There were no relations to come to the house; all the orders were given by Mr Pitt, Mr Tregennas’s lawyer, a little withered red-faced man with shrewd eyes, who was there when they arrived, and who kept himself in the library, away from them all, until the day of the funeral. Perhaps a more silent four could hardly have been found than the men who were gathered in the old damp house, although with Marmaduke the silence was rather compulsion than choice. Anthony was very grave and subdued. When the funeral came they were all together almost for the first time, rumbling along the desolate overgrown road, with two or three empty carriages crawling behind them, which had been sent by the neighbours with a vague belief that it was an easy method of doing honour to the dead. The rain was falling still as they all rumbled back again, and gathered in the library to hear Mr Pitt read the will. It was soon done. A few annuities were bequeathed to the old servants, five thousand pounds free of legacy duty to his great-nephew, Marmaduke Lee, and the remainder, half in entail and half unreservedly, to the great-nephew of his second wife, Anthony Miles. William Miles, clerk, was appointed executor.
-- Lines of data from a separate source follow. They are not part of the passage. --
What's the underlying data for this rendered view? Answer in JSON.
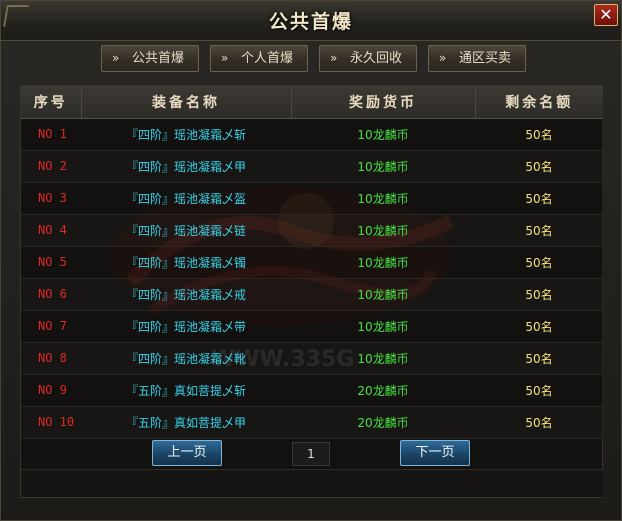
{
  "window": {
    "title": "公共首爆",
    "close_label": "✕"
  },
  "tabs": [
    {
      "chevron": "»",
      "label": "公共首爆"
    },
    {
      "chevron": "»",
      "label": "个人首爆"
    },
    {
      "chevron": "»",
      "label": "永久回收"
    },
    {
      "chevron": "»",
      "label": "通区买卖"
    }
  ],
  "table": {
    "headers": [
      "序号",
      "装备名称",
      "奖励货币",
      "剩余名额"
    ],
    "rows": [
      {
        "no": "NO 1",
        "name": "『四阶』瑶池凝霜乄斩",
        "reward": "10龙麟币",
        "left": "50名"
      },
      {
        "no": "NO 2",
        "name": "『四阶』瑶池凝霜乄甲",
        "reward": "10龙麟币",
        "left": "50名"
      },
      {
        "no": "NO 3",
        "name": "『四阶』瑶池凝霜乄盔",
        "reward": "10龙麟币",
        "left": "50名"
      },
      {
        "no": "NO 4",
        "name": "『四阶』瑶池凝霜乄链",
        "reward": "10龙麟币",
        "left": "50名"
      },
      {
        "no": "NO 5",
        "name": "『四阶』瑶池凝霜乄镯",
        "reward": "10龙麟币",
        "left": "50名"
      },
      {
        "no": "NO 6",
        "name": "『四阶』瑶池凝霜乄戒",
        "reward": "10龙麟币",
        "left": "50名"
      },
      {
        "no": "NO 7",
        "name": "『四阶』瑶池凝霜乄带",
        "reward": "10龙麟币",
        "left": "50名"
      },
      {
        "no": "NO 8",
        "name": "『四阶』瑶池凝霜乄靴",
        "reward": "10龙麟币",
        "left": "50名"
      },
      {
        "no": "NO 9",
        "name": "『五阶』真如菩提乄斩",
        "reward": "20龙麟币",
        "left": "50名"
      },
      {
        "no": "NO 10",
        "name": "『五阶』真如菩提乄甲",
        "reward": "20龙麟币",
        "left": "50名"
      }
    ]
  },
  "pager": {
    "prev_label": "上一页",
    "page": "1",
    "next_label": "下一页"
  },
  "watermark": {
    "site": "WWW.335G"
  },
  "colors": {
    "no": "#e02a1f",
    "name": "#33d2e8",
    "reward": "#45e03e",
    "left": "#f2e47a",
    "title": "#f2e7c4",
    "pager_button": "#1b4567"
  }
}
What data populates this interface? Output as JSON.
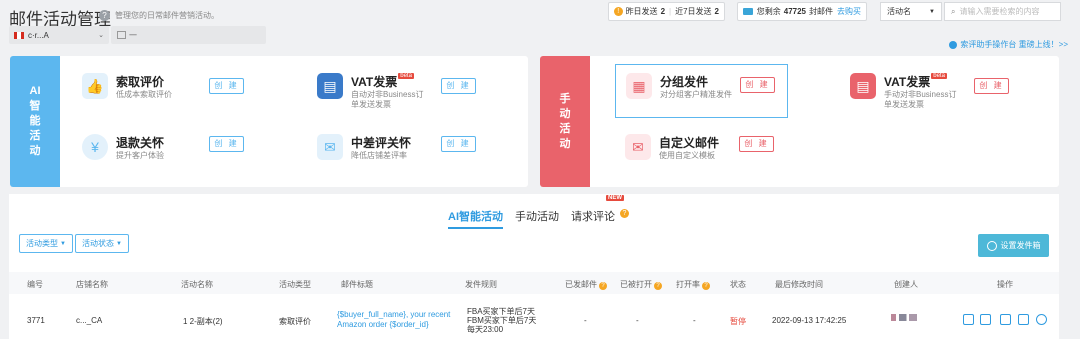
{
  "header": {
    "title": "邮件活动管理",
    "subtitle": "管理您的日常邮件营销活动。",
    "yesterday_label": "昨日发送",
    "yesterday_value": "2",
    "last7_label": "近7日发送",
    "last7_value": "2",
    "remaining_prefix": "您剩余",
    "remaining_value": "47725",
    "remaining_suffix": "封邮件",
    "recharge_label": "去购买",
    "activity_select": "活动名",
    "search_placeholder": "请输入需要检索的内容",
    "store_select": "c·r...A",
    "date_value": "一",
    "tutorial_link": "索评助手操作台 重磅上线！>>"
  },
  "ai_panel": {
    "side_label": [
      "AI",
      "智",
      "能",
      "活",
      "动"
    ],
    "cards": [
      {
        "title": "索取评价",
        "desc": "低成本索取评价",
        "btn": "创 建"
      },
      {
        "title": "VAT发票",
        "beta": "beta",
        "desc": "自动对非Business订单发送发票",
        "btn": "创 建"
      },
      {
        "title": "退款关怀",
        "desc": "提升客户体验",
        "btn": "创 建"
      },
      {
        "title": "中差评关怀",
        "desc": "降低店铺差评率",
        "btn": "创 建"
      }
    ]
  },
  "manual_panel": {
    "side_label": [
      "手",
      "动",
      "活",
      "动"
    ],
    "cards": [
      {
        "title": "分组发件",
        "desc": "对分组客户精准发件",
        "btn": "创 建"
      },
      {
        "title": "VAT发票",
        "beta": "beta",
        "desc": "手动对非Business订单发送发票",
        "btn": "创 建"
      },
      {
        "title": "自定义邮件",
        "desc": "使用自定义模板",
        "btn": "创 建"
      }
    ]
  },
  "tabs": {
    "ai": "AI智能活动",
    "manual": "手动活动",
    "review": "请求评论",
    "new_badge": "NEW"
  },
  "filters": {
    "type": "活动类型",
    "status": "活动状态",
    "settings": "设置发件箱"
  },
  "table": {
    "headers": [
      "编号",
      "店铺名称",
      "活动名称",
      "活动类型",
      "邮件标题",
      "发件规则",
      "已发邮件",
      "已被打开",
      "打开率",
      "状态",
      "最后修改时间",
      "创建人",
      "操作"
    ],
    "row": {
      "id": "3771",
      "store": "c..._CA",
      "name": "1 2-副本(2)",
      "type": "索取评价",
      "subject_1": "{$buyer_full_name}, your recent",
      "subject_2": "Amazon order {$order_id}",
      "rule_1": "FBA买家下单后7天",
      "rule_2": "FBM买家下单后7天",
      "rule_3": "每天23:00",
      "sent": "-",
      "opened": "-",
      "open_rate": "-",
      "status": "暂停",
      "modified": "2022-09-13 17:42:25"
    }
  },
  "colors": {
    "ai_accent": "#5cb7ef",
    "manual_accent": "#e9636b",
    "link": "#2f9be0",
    "warning": "#f5a623"
  }
}
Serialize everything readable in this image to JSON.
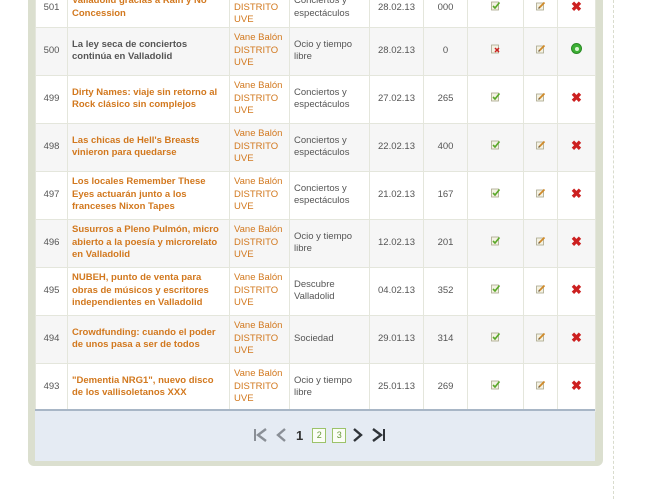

Mr Pitt’s monotonous reading was interrupted by Marmaduke Lee, with a white, quivering face,—

“I protest against such a will as a fraud. I can prove it to be a fraud,” he cried, lifting his hand and letting it fall tremulously on the table.

Anthony neither turned towards him nor moved. Mr Miles said, a little hurriedly,—

“When Mr Pitt has finished, my son has something to say.”

The lawyer, looking quietly from one to the other, took up his sing-song again, and went on as if there had been no break. Marmaduke had shrunk into his chair like a man who had received a heavy blow, his very passion was too weak to support him at this crisis, he scarcely heard the formal words running on in set rounded phrases: what he did hear at last was Mr Miles asking,—

“Is there no mention whatever of Miss Harford in the will?”

“There is nothing more than you have heard me read,” said Mr Pitt, in his dry voice.

The name seemed to recall Marmaduke’s senses, and a rush of rage stimulated him to burst out again,—

“It is false, and a lie! Anthony has taken advantage of his dotage. I will dispute every word of it.”